Thanks for catching this, actually I would say this is an implementation error.
(a) $oldImageName resolves to the new image rather than the old one because I am reconstructing it from the new manifest instead of using the data from the original install.
(b) The same problem exists here: both the registry mapping and the image tag are derived from the current configuration/new manifest, rather than the originally deployed metadata.
Summary: In both cases, there is no damage since consequently, docker returns a 409 error (image in use by the new container), and nothing is deleted, but no cleanup occurs.
| private readonly LoggerInterface $logger, | ||
| ) { | ||
| parent::__construct($time); | ||
| $intervalDays = $this->appConfig->getValueInt( |
There was a problem hiding this comment.
Two questions on scheduling semantics - as we want to document these for the admin:
- Admin sets
image_cleanup_interval_days = 0. Your code doesmax($intervalDays, 1) * SECONDS_PER_DAY-->setInterval(86400), andrun()then no-ops viaisCleanupDisabled(). End to end: does the job (a) not execute at all, or (b) execute every day and exit immediately insiderun()? What doesocc background-job:listshow in each case? - Admin starts with
interval_days = 1, job runs at T, T+1d, T+2d, T+3d. At T+3.5d admin changes it to7. When does the next execution fire - T+3.5d+7d, T+3d+7d, T+4d with an immediate no-op, or something else?
There was a problem hiding this comment.
Q1: It’s (b). The job runs daily and exits immediately via run(). Due to the max(0, 1) logic, the constructor sets a 24-hour interval even if interval_days = 0. Because Nextcloud TimedJobs are registered in info.xml, they cannot be dynamically unregistered to achieve (a). The overhead is minimal, but the job remains active in occ background-job:list.
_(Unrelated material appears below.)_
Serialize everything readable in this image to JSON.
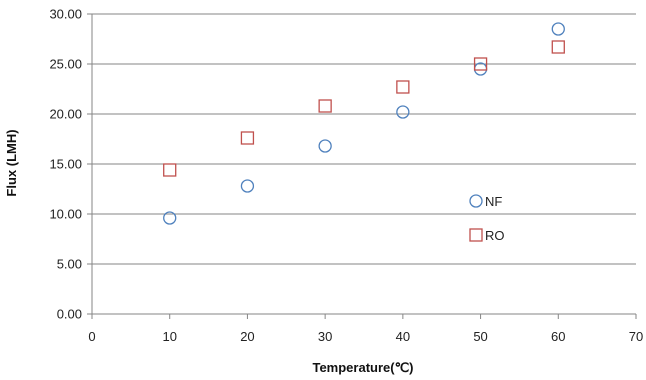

Q2: The constructor re-evaluates the interval every cron cycle (every 5 mins). If changed to 7 days at T+3.5d:
Next cron: Updates to setInterval(7 days).
Next run: Scheduled for T+10d (Last run at T+3d + 7d interval).
The change applies nearly instantly, and the countdown resets relative to the last execution, not the setting change.
|
To provide full transparency regarding my process: I implemented this solution based on my analysis of the codebase and the Docker API documentation, utilizing AI assistance to help navigate the specific project structure and Nextcloud framework conventions. Given the constraints of the coding challenge, I did not have the opportunity to perform a deep dive into the exhaustive Nextcloud developer documentation or consult with the team on specific architectural preferences. Consequently, I focused on creating a functional, idiomatic implementation that aligns with the visible patterns in the existing repository. |
🚀 Summary
Implements automatic cleanup of outdated ExApp Docker images to manage disk space effectively.
Fixes: #667
🛠️ What was implemented
The solution introduces two complementary cleanup mechanisms:
DockerImageCleanupJob): Periodically removes all dangling Docker images. Features a configurable interval (defaulting to 7 days; set to 0 to disable).Admin UI: Both settings are exposed under a new "Docker image cleanup" section in the admin settings page.
🏗️ Approach & Refinement
This PR followed a Spec-Driven Development (SDD) workflow. The technical specification and implementation plan are included in
specs/docker-image-cleanup/.Development Highlights:
Http::STATUS_*constants and utilizedUtil::humanFileSize().getValueInt()andgetValueBool()for config retrieval.Application.phpand refactored logic into descriptive private methods (e.g.,supportsPrune(),pruneImagesOnAllDaemons()).TimedJobframework for scheduling rather than manual timestamp tracking.🧠 Key Design Decisions
/images/pruneendpoint.dangling=truefilter to ensure only unused layers/images are removed.🧪 Test Plan
Automated Tests
DockerImageCleanupJob(8),DockerActions(11), and update commands (6).Manual Verification
0successfully disables the background job.